PEP 327: Decimal Data Type

Sat Jan 31 04:01:41 EST 2004

Josiah Carlson <jcarlson at nospam.uci.edu> wrote in message news:<bvef14$919$1 at news.service.uci.edu>...
> > (In my dreams) I want to "float" to be decimal. Always. No more binary.

I disagree.

My reasons for this have to do with the real-life meaning of figures
with decimal points.  I can say that I have $1.80 in change on my
desk, and I can say that I am 1.80 meters tall.  But the two 1.80's
have fundamentally different meanings.

For money, it means that I have *exactly* $1.80.  This is because
"dollars" are just a notational convention for large numbers of cents.
 I can just as accuately say that have an (integer) 180 cents, and
indeed, that's exactly the way it would be stored in my financial
institution's database.  (I know because I used to work there.)  So
all you really need here is "int".  But I do agree with the idea of
having a class to hide the decimal/integer conversion from the user.

On the other hand, when I say that I am 1.80 m tall, it doesn't imply
that humans height comes in discrete packets of 0.01 m.  It means that
I'm *somewhere* between 1.795 and 1.805 m tall, depending on my
posture and the time of day, and "1.80" is just a convenient
approximation.  And it wouldn't be inaccurate to express my height as
0x1.CC (=1.796875) or (base 12) 1.97 (=1.7986111...) meters, because
these are within the tolerance of the measurement.  So number base
doesn't matter here.

But even if the number base of a measurement doesn't matter, precision
and speed of calculations often does.  And on digital computers,
non-binary arithmetic is inherently imprecise and slow.  Imprecise
because register bits are limited and decimal storage wastes them. 
(For example, representing the integer 999 999 999 requires 36 bits in
BCD but only 30 bits in binary.  Also, for floating point, only binary
allows the precision-gaining "hidden bit" trick.)  Slow because
decimal requires more complex hardware.  (For example, a BCD adder has
more than twice as many gates as a binary adder.)

> In my dreams, data is optimally represented in base e, and every number 
> is represented with a roughly equivalent amount of fudge-factor (except 
> for linear combinations of the powers of e).
> 
> Heh, thankfully my dreams haven't come to fuition.

Perhaps we'll have an efficient inplementation within the next
102.1120... years or so ;-)

> While decimal storage is useful for...money

Out of curiosity: Is there much demand for decimal floating point in
places that have fractionless currecy like Japanese Yen?

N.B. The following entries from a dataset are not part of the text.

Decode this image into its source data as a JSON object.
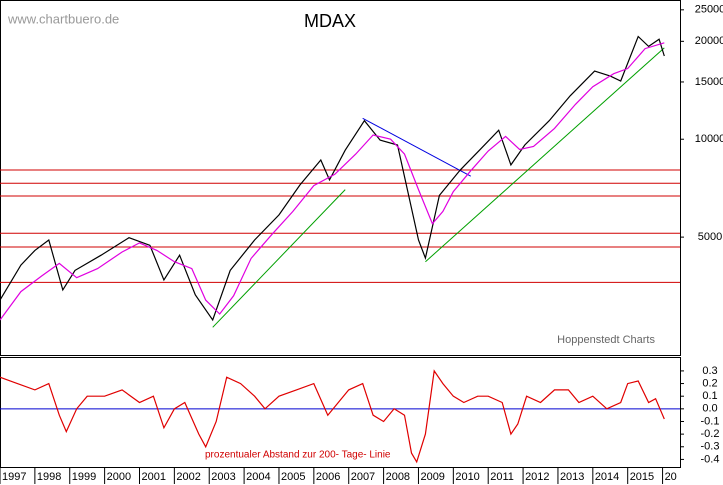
{
  "chart_data": [
    {
      "type": "line",
      "title": "MDAX",
      "watermark": "www.chartbuero.de",
      "credit": "Hoppenstedt Charts",
      "log_scale": true,
      "xlim": [
        1997,
        2016.5
      ],
      "ylim": [
        2170,
        26800
      ],
      "yticks": [
        5000,
        10000,
        15000,
        20000,
        25000
      ],
      "series": [
        {
          "name": "MDAX",
          "color": "#000000",
          "x": [
            1997.0,
            1997.6,
            1998.0,
            1998.4,
            1998.8,
            1999.15,
            1999.9,
            2000.7,
            2001.3,
            2001.7,
            2002.15,
            2002.6,
            2003.1,
            2003.6,
            2004.3,
            2005.0,
            2005.6,
            2006.2,
            2006.45,
            2006.9,
            2007.45,
            2007.9,
            2008.4,
            2008.75,
            2009.0,
            2009.2,
            2009.6,
            2010.2,
            2010.75,
            2011.3,
            2011.65,
            2012.05,
            2012.75,
            2013.35,
            2014.05,
            2014.5,
            2014.8,
            2015.3,
            2015.6,
            2015.9,
            2016.05
          ],
          "values": [
            3200,
            4100,
            4550,
            4900,
            3440,
            3950,
            4400,
            4980,
            4720,
            3690,
            4400,
            3320,
            2780,
            3950,
            4900,
            5850,
            7230,
            8630,
            7500,
            9250,
            11400,
            9940,
            9600,
            6500,
            4900,
            4310,
            6720,
            8050,
            9250,
            10660,
            8340,
            9600,
            11400,
            13600,
            16200,
            15640,
            15100,
            20700,
            19300,
            20300,
            18030
          ]
        },
        {
          "name": "200-Tage-Linie",
          "color": "#e000e0",
          "x": [
            1997.0,
            1997.6,
            1998.2,
            1998.7,
            1999.2,
            1999.8,
            2000.5,
            2001.0,
            2001.5,
            2002.0,
            2002.5,
            2002.9,
            2003.3,
            2003.7,
            2004.2,
            2004.8,
            2005.4,
            2006.0,
            2006.6,
            2007.2,
            2007.7,
            2008.2,
            2008.6,
            2009.0,
            2009.4,
            2009.7,
            2010.0,
            2010.5,
            2011.0,
            2011.5,
            2011.9,
            2012.3,
            2012.9,
            2013.5,
            2014.0,
            2014.6,
            2015.0,
            2015.5,
            2016.05
          ],
          "values": [
            2780,
            3400,
            3800,
            4150,
            3750,
            4000,
            4500,
            4800,
            4550,
            4200,
            4000,
            3200,
            2900,
            3300,
            4300,
            5100,
            6000,
            7200,
            7800,
            9000,
            10300,
            10000,
            9000,
            7000,
            5500,
            6000,
            6900,
            8000,
            9200,
            10200,
            9300,
            9500,
            10800,
            12800,
            14500,
            15900,
            16500,
            19000,
            19800
          ]
        }
      ],
      "hlines": [
        8040,
        7320,
        6690,
        5140,
        4660,
        3630
      ],
      "hline_color": "#d00000",
      "trendlines": [
        {
          "color": "#00a000",
          "x": [
            2003.1,
            2006.9
          ],
          "y": [
            2640,
            7000
          ]
        },
        {
          "color": "#00a000",
          "x": [
            2009.2,
            2016.05
          ],
          "y": [
            4200,
            19100
          ]
        },
        {
          "color": "#0000e0",
          "x": [
            2007.4,
            2010.5
          ],
          "y": [
            11600,
            7700
          ]
        }
      ]
    },
    {
      "type": "line",
      "label": "prozentualer Abstand zur 200- Tage- Linie",
      "xlim": [
        1997,
        2016.5
      ],
      "ylim": [
        -0.46,
        0.41
      ],
      "yticks": [
        0.3,
        0.2,
        0.1,
        {
          "value": 0,
          "label": "0.0"
        },
        -0.1,
        -0.2,
        -0.3,
        -0.4
      ],
      "xticks": [
        1997,
        1998,
        1999,
        2000,
        2001,
        2002,
        2003,
        2004,
        2005,
        2006,
        2007,
        2008,
        2009,
        2010,
        2011,
        2012,
        2013,
        2014,
        2015,
        {
          "value": 2016,
          "label": "20"
        }
      ],
      "zero_color": "#0000d0",
      "series": [
        {
          "name": "Abstand",
          "color": "#e00000",
          "x": [
            1997.0,
            1997.5,
            1998.0,
            1998.4,
            1998.7,
            1998.9,
            1999.2,
            1999.5,
            2000.0,
            2000.5,
            2001.0,
            2001.4,
            2001.7,
            2002.0,
            2002.3,
            2002.7,
            2002.9,
            2003.2,
            2003.5,
            2003.9,
            2004.3,
            2004.6,
            2005.0,
            2005.5,
            2006.0,
            2006.4,
            2006.7,
            2007.0,
            2007.4,
            2007.7,
            2008.0,
            2008.3,
            2008.6,
            2008.8,
            2008.95,
            2009.2,
            2009.45,
            2009.7,
            2010.0,
            2010.3,
            2010.7,
            2011.0,
            2011.4,
            2011.65,
            2011.85,
            2012.1,
            2012.5,
            2012.9,
            2013.3,
            2013.6,
            2014.0,
            2014.4,
            2014.8,
            2015.0,
            2015.3,
            2015.6,
            2015.8,
            2016.05
          ],
          "values": [
            0.25,
            0.2,
            0.15,
            0.2,
            -0.05,
            -0.18,
            0.0,
            0.1,
            0.1,
            0.15,
            0.05,
            0.1,
            -0.15,
            0.0,
            0.05,
            -0.2,
            -0.3,
            -0.1,
            0.25,
            0.2,
            0.1,
            0.0,
            0.1,
            0.15,
            0.2,
            -0.05,
            0.05,
            0.15,
            0.2,
            -0.05,
            -0.1,
            0.0,
            -0.05,
            -0.35,
            -0.42,
            -0.2,
            0.3,
            0.2,
            0.1,
            0.05,
            0.1,
            0.1,
            0.05,
            -0.2,
            -0.12,
            0.1,
            0.05,
            0.15,
            0.15,
            0.05,
            0.1,
            0.0,
            0.05,
            0.2,
            0.22,
            0.05,
            0.08,
            -0.08
          ]
        }
      ]
    }
  ]
}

> Perhaps a generalized BaseN module is called for.  People 
> could then generate floating point numbers in any base (up to perhaps 
> base 36, [1-9a-z]).

If you're going to allow exact representation of multiples of 1/2,
1/3, 1/4, ..., 1/36, 1/49, 1/64, 1/81, 1/100, 1/121, 1/125, 1/128,
1/144, etc., I see no reason not to have exact representations of
*all* rational numbers.  Especially considering that rationals are
much easier to implement.  (See below.)

> ... Of course then you have the same problem with doing math on two 
> different bases as with doing math on rational numbers.

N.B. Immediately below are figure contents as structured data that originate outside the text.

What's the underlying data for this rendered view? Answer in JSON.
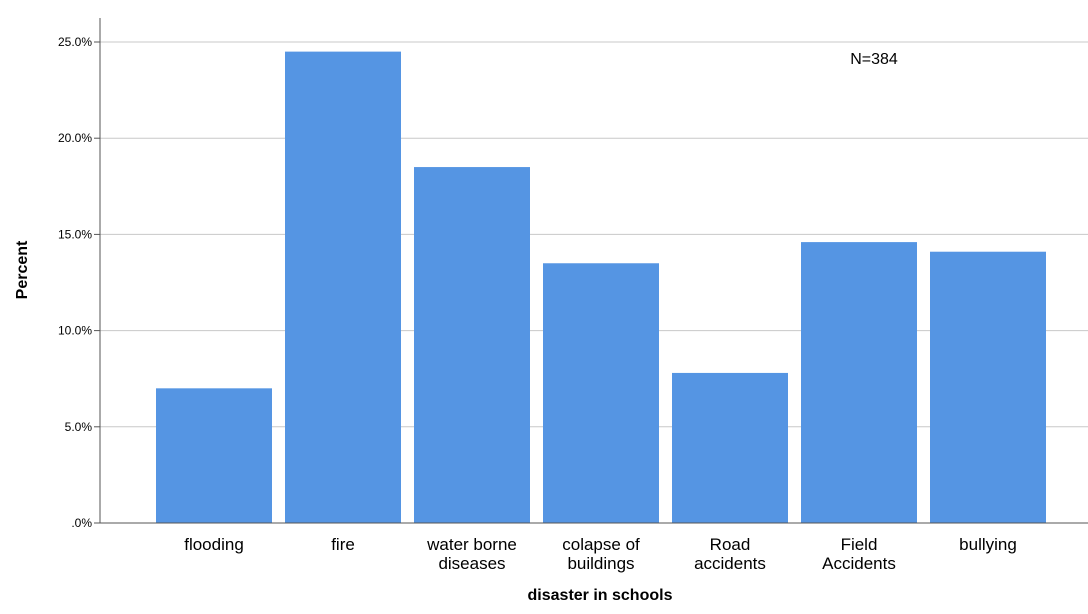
{
  "chart_data": {
    "type": "bar",
    "xlabel": "disaster in schools",
    "ylabel": "Percent",
    "annotation": "N=384",
    "categories": [
      [
        "flooding"
      ],
      [
        "fire"
      ],
      [
        "water borne",
        "diseases"
      ],
      [
        "colapse of",
        "buildings"
      ],
      [
        "Road",
        "accidents"
      ],
      [
        "Field",
        "Accidents"
      ],
      [
        "bullying"
      ]
    ],
    "values": [
      7.0,
      24.5,
      18.5,
      13.5,
      7.8,
      14.6,
      14.1
    ],
    "ylim": [
      0,
      25
    ],
    "yticks": [
      {
        "value": 0,
        "label": ".0%"
      },
      {
        "value": 5,
        "label": "5.0%"
      },
      {
        "value": 10,
        "label": "10.0%"
      },
      {
        "value": 15,
        "label": "15.0%"
      },
      {
        "value": 20,
        "label": "20.0%"
      },
      {
        "value": 25,
        "label": "25.0%"
      }
    ],
    "grid": true,
    "bar_color": "#5595E3",
    "grid_color": "#C8C8C8",
    "axis_color": "#555555"
  }
}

Actually, the problem is even worse.

Like rationals, BaseN numbers have the problem that there are multiple
representations for the same number (e.g., 1/2=6/12, and 0.1 (2) = 0.6
(12)).  But rationals at least have a standardized normalization.  We
agree can agree that 1/2 should be represented as 1/2 and not
-131/-262, but should BaseN('0.1', base=2) + BaseN('0.1', base=4) be
BaseN('0.11', 2) or BaseN('0.3', 4)?

The same potential problem exists with ints, but Python (and afaik,
everything else) avoids it by internally storing everything in binary
and not keeping track of its representation.  This is why "print 0x68"
produces the same output as "print 104".  BaseN would violate this
separation between numbers and their notation, and imho that would
create a lot more problems than it solves.

Including the problem that mixed-based arithmetic will require:
* approximating at least one of the numbers, in which case there's no
advantage over binary, or
* finding a "least common base", but what if that base is greater than
36 (or 62 if lowercase digits are distinguished from uppercase ones)?